Milan Fashion Week: Predominately intended for menswear previews, the event marked the end of the previous calendar norms on Friday when it opened with two co-ed collections. There are just twenty runway shows this week, so there should be ample opportunity to consider the direction that fashion is going. Following Canadian design brand Dsquared2, which debuted a complete male and womenswear collection, Moschino opened with a show that combined menswear for the upcoming summer and women’s 2025 resort.
Highlights from Friday’s Lost and Found show at Moschino during Milan Fashion Week
During his second term as creative director of Moschino, Adrian Appiolaza tore the rules to pieces.
“I want to bring the concept of freedom of expression through clothing to Moschino’s future, since it is connected to the brand’s original DNA,” Appiolaza remarked in the rear. Gender is not at issue here. Nationality is not a factor here. Essentially, it’s about dressing as you want to and not how you should, and being at ease.

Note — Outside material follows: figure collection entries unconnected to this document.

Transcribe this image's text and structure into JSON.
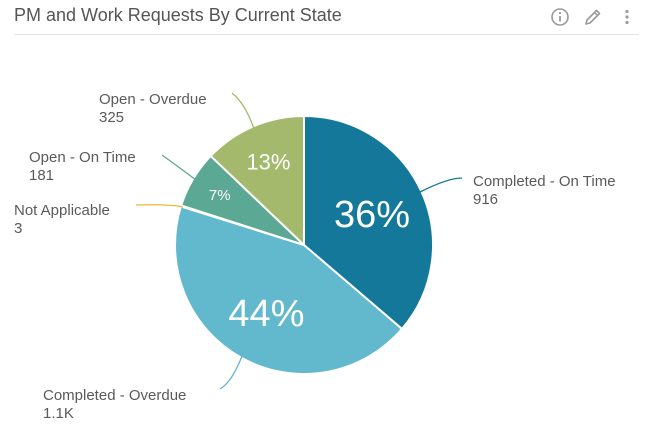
{
  "widget": {
    "title": "PM and Work Requests By Current State",
    "icons": [
      "info-icon",
      "edit-pencil-icon",
      "more-vertical-icon"
    ]
  },
  "chart_data": {
    "type": "pie",
    "title": "PM and Work Requests By Current State",
    "legend": "none",
    "slices": [
      {
        "label": "Completed - On Time",
        "value": 916,
        "value_label": "916",
        "percent_label": "36%",
        "color": "#137899"
      },
      {
        "label": "Completed - Overdue",
        "value": 1100,
        "value_label": "1.1K",
        "percent_label": "44%",
        "color": "#62b8cd"
      },
      {
        "label": "Not Applicable",
        "value": 3,
        "value_label": "3",
        "percent_label": "",
        "color": "#f0b43c"
      },
      {
        "label": "Open - On Time",
        "value": 181,
        "value_label": "181",
        "percent_label": "7%",
        "color": "#5ba894"
      },
      {
        "label": "Open - Overdue",
        "value": 325,
        "value_label": "325",
        "percent_label": "13%",
        "color": "#a4b96c"
      }
    ]
  }
}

As summer approaches in the northern hemisphere, the Argentine designer reads our collective minds, appealing to our longing to escape the daily grind of the workplace and travel to our ideal destinations. Along the way, familiar items change and daydreaming takes control.
Appiolaza uses large paperclips to create a shimmering tank. Embroidered onto a blazer are fabric post-its with jobs left undone. Another turns into a survival jacket for an office worker; nothing is hidden and it has pockets for pencils, notepads, credit cards, ID badges, charging cables and field guides. Later on, it transforms into an adventure jacket complete with a magnifying glass and field guides.

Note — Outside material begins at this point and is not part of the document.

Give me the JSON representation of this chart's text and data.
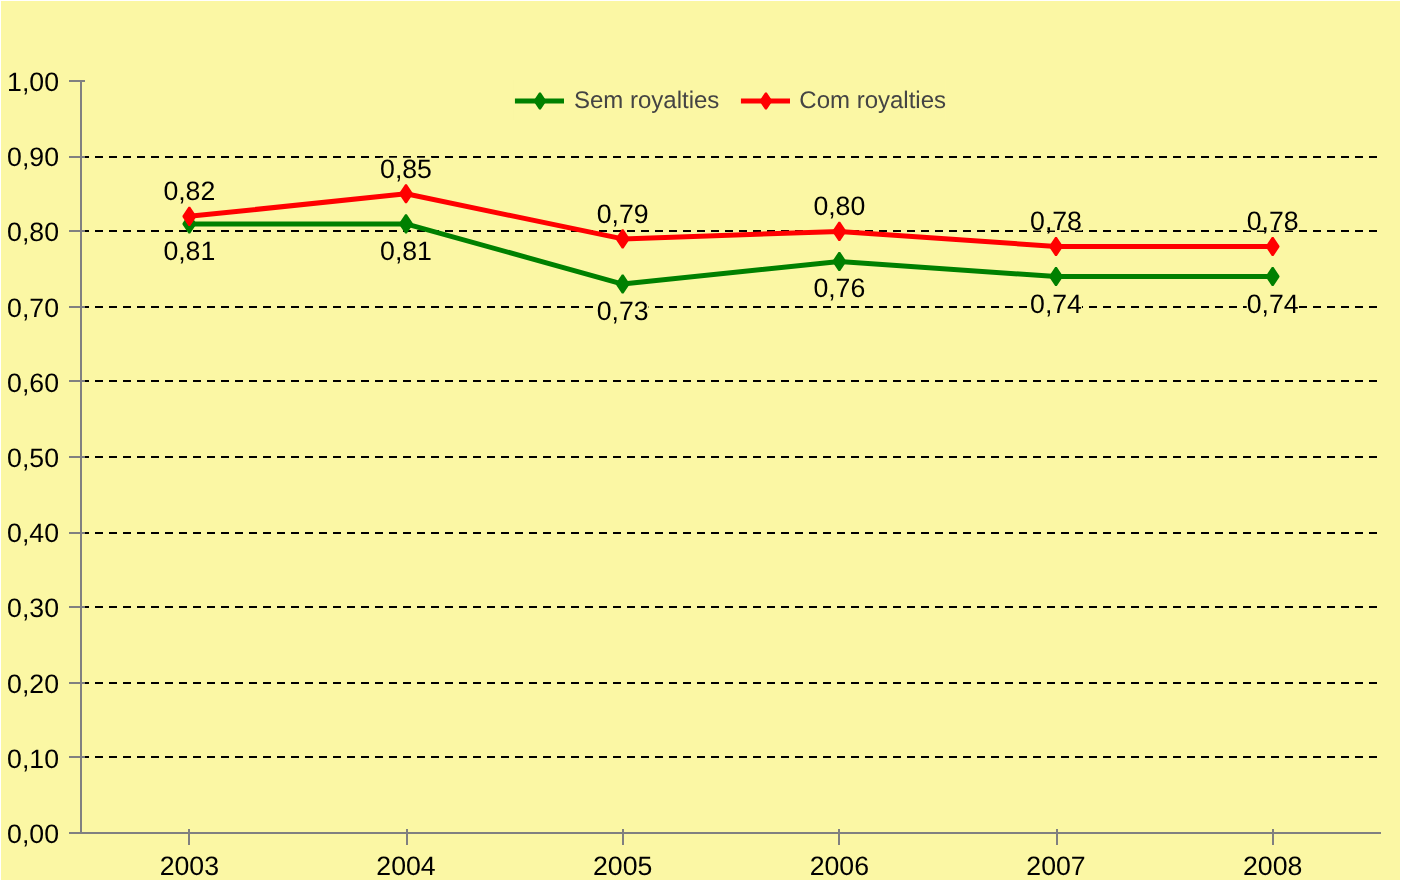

Dresses are created by disassembling suits and trenches. Then, as if to say, “Enough,” they are torn apart. The final straw was an aeroplane sitting on a hat. After that, a real straw skirt.

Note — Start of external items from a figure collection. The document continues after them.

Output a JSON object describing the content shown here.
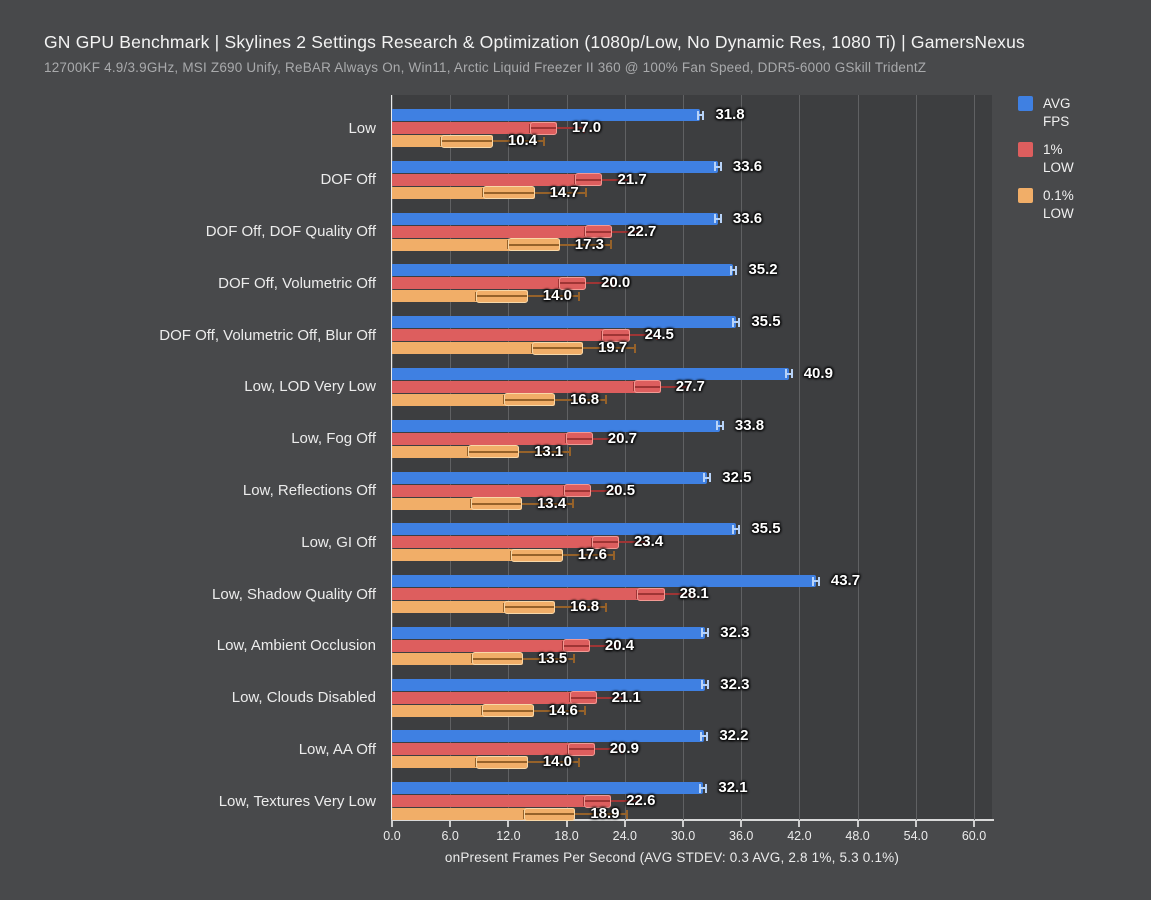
{
  "title": "GN GPU Benchmark | Skylines 2 Settings Research & Optimization (1080p/Low, No Dynamic Res, 1080 Ti) | GamersNexus",
  "subtitle": "12700KF 4.9/3.9GHz, MSI Z690 Unify, ReBAR Always On, Win11, Arctic Liquid Freezer II 360 @ 100% Fan Speed, DDR5-6000 GSkill TridentZ",
  "colors": {
    "page_background": "#48494b",
    "plot_background": "#3d3e40",
    "gridline": "#606163",
    "axis_line": "#ececec",
    "text": "#f0f0f0"
  },
  "legend": {
    "items": [
      {
        "label": "AVG FPS",
        "color": "#3f80e2"
      },
      {
        "label": "1% LOW",
        "color": "#dd5e5e"
      },
      {
        "label": "0.1% LOW",
        "color": "#f1ae68"
      }
    ]
  },
  "chart_data": {
    "type": "bar",
    "orientation": "horizontal",
    "title": "GN GPU Benchmark | Skylines 2 Settings Research & Optimization (1080p/Low, No Dynamic Res, 1080 Ti) | GamersNexus",
    "subtitle": "12700KF 4.9/3.9GHz, MSI Z690 Unify, ReBAR Always On, Win11, Arctic Liquid Freezer II 360 @ 100% Fan Speed, DDR5-6000 GSkill TridentZ",
    "xlabel": "onPresent Frames Per Second (AVG STDEV: 0.3 AVG, 2.8 1%, 5.3 0.1%)",
    "xticks": [
      "0.0",
      "6.0",
      "12.0",
      "18.0",
      "24.0",
      "30.0",
      "36.0",
      "42.0",
      "48.0",
      "54.0",
      "60.0"
    ],
    "xlim": [
      0,
      61.9
    ],
    "grid": true,
    "legend_position": "top-right",
    "categories": [
      "Low",
      "DOF Off",
      "DOF Off, DOF Quality Off",
      "DOF Off, Volumetric Off",
      "DOF Off, Volumetric Off, Blur Off",
      "Low, LOD Very Low",
      "Low, Fog Off",
      "Low, Reflections Off",
      "Low, GI Off",
      "Low, Shadow Quality Off",
      "Low, Ambient Occlusion",
      "Low, Clouds Disabled",
      "Low, AA Off",
      "Low, Textures Very Low"
    ],
    "series": [
      {
        "name": "AVG FPS",
        "stdev": 0.3,
        "color": "#3f80e2",
        "color_light": "#b8d3f8",
        "color_dark": "#b8d3f8",
        "values": [
          31.8,
          33.6,
          33.6,
          35.2,
          35.5,
          40.9,
          33.8,
          32.5,
          35.5,
          43.7,
          32.3,
          32.3,
          32.2,
          32.1
        ]
      },
      {
        "name": "1% LOW",
        "stdev": 2.8,
        "color": "#dd5e5e",
        "color_light": "#f29a94",
        "color_dark": "#9e3535",
        "values": [
          17.0,
          21.7,
          22.7,
          20.0,
          24.5,
          27.7,
          20.7,
          20.5,
          23.4,
          28.1,
          20.4,
          21.1,
          20.9,
          22.6
        ]
      },
      {
        "name": "0.1% LOW",
        "stdev": 5.3,
        "color": "#f1ae68",
        "color_light": "#f8d8a8",
        "color_dark": "#96622a",
        "values": [
          10.4,
          14.7,
          17.3,
          14.0,
          19.7,
          16.8,
          13.1,
          13.4,
          17.6,
          16.8,
          13.5,
          14.6,
          14.0,
          18.9
        ]
      }
    ]
  }
}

There’s a new line of safari clothing, beach pareos, knitwear with soccer ball patterns, skirts that double as postcards and blazers printed with an Italian table still life featuring bread, ripe tomatoes and a Chianti bottle.
With a modern and irreverent twist that is guaranteed to make people grin, the collection boldly embraces the sardonic and whimsical DNA of the design house. An ink spot is ready on a suit shirt. A sparkling pizza smear adorns a tank top, which is paired with an Italian tri-color skirt featuring soccer balls all over it. Men wear brimmed hats in triplicate, as though a fashion copy machine replicated and resized them.
“These characters are all explorers on a self-discovery journey,” Appiolaza remarked.
Dsquared2 increases the intensity
With their provocative and daring men’s and women’s collection for their Dsquared2 fashion brand, Canadian twin designers Dean and Dan Caten raised the stakes.
The twins termed it “bodacious theatricality,” but the Catens brought life to the fashionable theatre with a group of men dancing together beneath red lights while wearing sheer rubberized tanks and black pants.
The well-buffed collection included sheers, sequins, leather, and denim pieces that highlighted and exposed the body. There were only two panels to a denim garment, held in place by sequined vines. He wore asymmetric, off-the-shoulder knitwear that flaunted well-defined chests. Short shorts and sports number shirts were worn over sequin bikinis. Cascading chiffons exposed harnesses used for bondage.
Dan Caten remarked, “It’s sensual and sexual,” behind the scenes. We are experiencing a slight spicy feeling due to the Dsquared2 heat.
“We are bringing love,” Dean continued. We’re bringing a dream with us. Since reality as we know it is only partially true, we are delivering theatre, which is an escape from reality.